Génocide arménien
Paris maintient l’ambiguïté
Favorable à l’adhésion turque à l’UE, Chirac soigne aussi les
Arméniens de France, ne négligeant aucune voix pour le référendum du
29 mai.
Par Antoine GUIRAL
lundi 25 avril 2005 (Liberation – 06:00)
Jacques Chirac, c’est bien connu, est l’ami de tous. Donc des Turcs,
mais aussi des Arméniens. En recevant en fin de semaine dernière à
Paris son homologue arménien Robert Kotcharian, le chef de l’Etat
français a souhaité que l’Arménie «poursuive son dialogue avec
Ankara», notamment sur la question du génocide. De manière très
symbolique, les deux hommes se sont rendus dans le VIIIe
arrondissement pour déposer une gerbe au pied du monument arménien
dédié tout à la fois au musicien Komitas, aux victimes du génocide et
aux combattants arméniens morts pour la France.
Favorable à l’adhésion de la Turquie à l’Union européenne, le
président de la République cherche à montrer qu’il ne transige pas
avec les principes. Ses proches soulignent qu’il peut se permettre de
tout dire aux Turcs. Vendredi, il a ainsi rappelé que cette éventuelle
entrée dans l’UE passerait immanquablement pour Ankara par un «devoir
de mémoire» sur le génocide arménien. Pour autant, Jacques Chirac se
refuse à pointer plus ouvertement la responsabilité turque. En 2001,
le Parlement a adopté une loi qui stipule que la France reconnaît le
génocide arménien. Mais elle ne précise pas qui en sont les
coupables. Cette ambiguïté est révélatrice de l’attitude de la France
qui a toujoursvoulu ménager la susceptibilité turque.

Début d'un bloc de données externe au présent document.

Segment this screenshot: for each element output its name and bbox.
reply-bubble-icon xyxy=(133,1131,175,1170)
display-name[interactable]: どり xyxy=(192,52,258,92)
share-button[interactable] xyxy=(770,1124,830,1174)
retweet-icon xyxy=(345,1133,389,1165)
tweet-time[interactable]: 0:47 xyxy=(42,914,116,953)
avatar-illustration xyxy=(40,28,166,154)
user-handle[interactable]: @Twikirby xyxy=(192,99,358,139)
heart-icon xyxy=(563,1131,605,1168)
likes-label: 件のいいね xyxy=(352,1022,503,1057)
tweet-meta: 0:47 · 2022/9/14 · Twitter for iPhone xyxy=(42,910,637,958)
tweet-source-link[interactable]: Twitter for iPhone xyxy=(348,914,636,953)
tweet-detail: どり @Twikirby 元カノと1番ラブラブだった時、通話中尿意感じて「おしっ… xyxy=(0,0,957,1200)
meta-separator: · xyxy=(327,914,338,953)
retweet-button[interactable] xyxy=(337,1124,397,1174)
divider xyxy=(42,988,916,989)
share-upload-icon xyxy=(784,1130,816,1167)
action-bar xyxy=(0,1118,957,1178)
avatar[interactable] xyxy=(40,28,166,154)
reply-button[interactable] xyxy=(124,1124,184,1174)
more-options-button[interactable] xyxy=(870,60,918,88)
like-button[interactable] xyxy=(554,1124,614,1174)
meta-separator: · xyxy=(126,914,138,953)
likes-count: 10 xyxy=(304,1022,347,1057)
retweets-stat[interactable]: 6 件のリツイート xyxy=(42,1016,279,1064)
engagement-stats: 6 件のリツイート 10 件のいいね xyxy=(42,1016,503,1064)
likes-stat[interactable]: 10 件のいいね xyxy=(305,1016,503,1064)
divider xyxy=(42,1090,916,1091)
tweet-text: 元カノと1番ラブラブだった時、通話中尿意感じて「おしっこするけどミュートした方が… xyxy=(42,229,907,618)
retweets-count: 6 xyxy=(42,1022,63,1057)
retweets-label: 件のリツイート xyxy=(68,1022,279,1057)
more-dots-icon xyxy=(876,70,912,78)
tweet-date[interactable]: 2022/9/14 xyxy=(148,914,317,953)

Quoi qu’il en soit, la communauté arménienne de France (la plus
importante d’Europe) a apprécié le geste de Chirac. «Un événement très
important», a ainsi assuré Ara Toranian, président du Conseil de
coordination des organisations arméniennes de France. Alors que le non
au référendum du 29 mai est donné gagnant, le Président ne néglige
rien pour grappiller les voix susceptibles d’inverser cette
tendance. Les Français d’origine arménienne lui sauront-ils gré
d’avoir pour la première fois honoré de sa présence leur monument
auxmorts ? Jamais en reste pour prendre le contre-pied de Jacques
Chirac, Nicolas Sarkozy a assuré que son opposition à l’adhésion de la
Turquie dans l’UE «n’était pas liée» à la reconnaissance du génocide
par Ankara mais à son«idée de l’Europe qui doit avoir des frontières
et des relations avec ceux qui ne sont pas européens».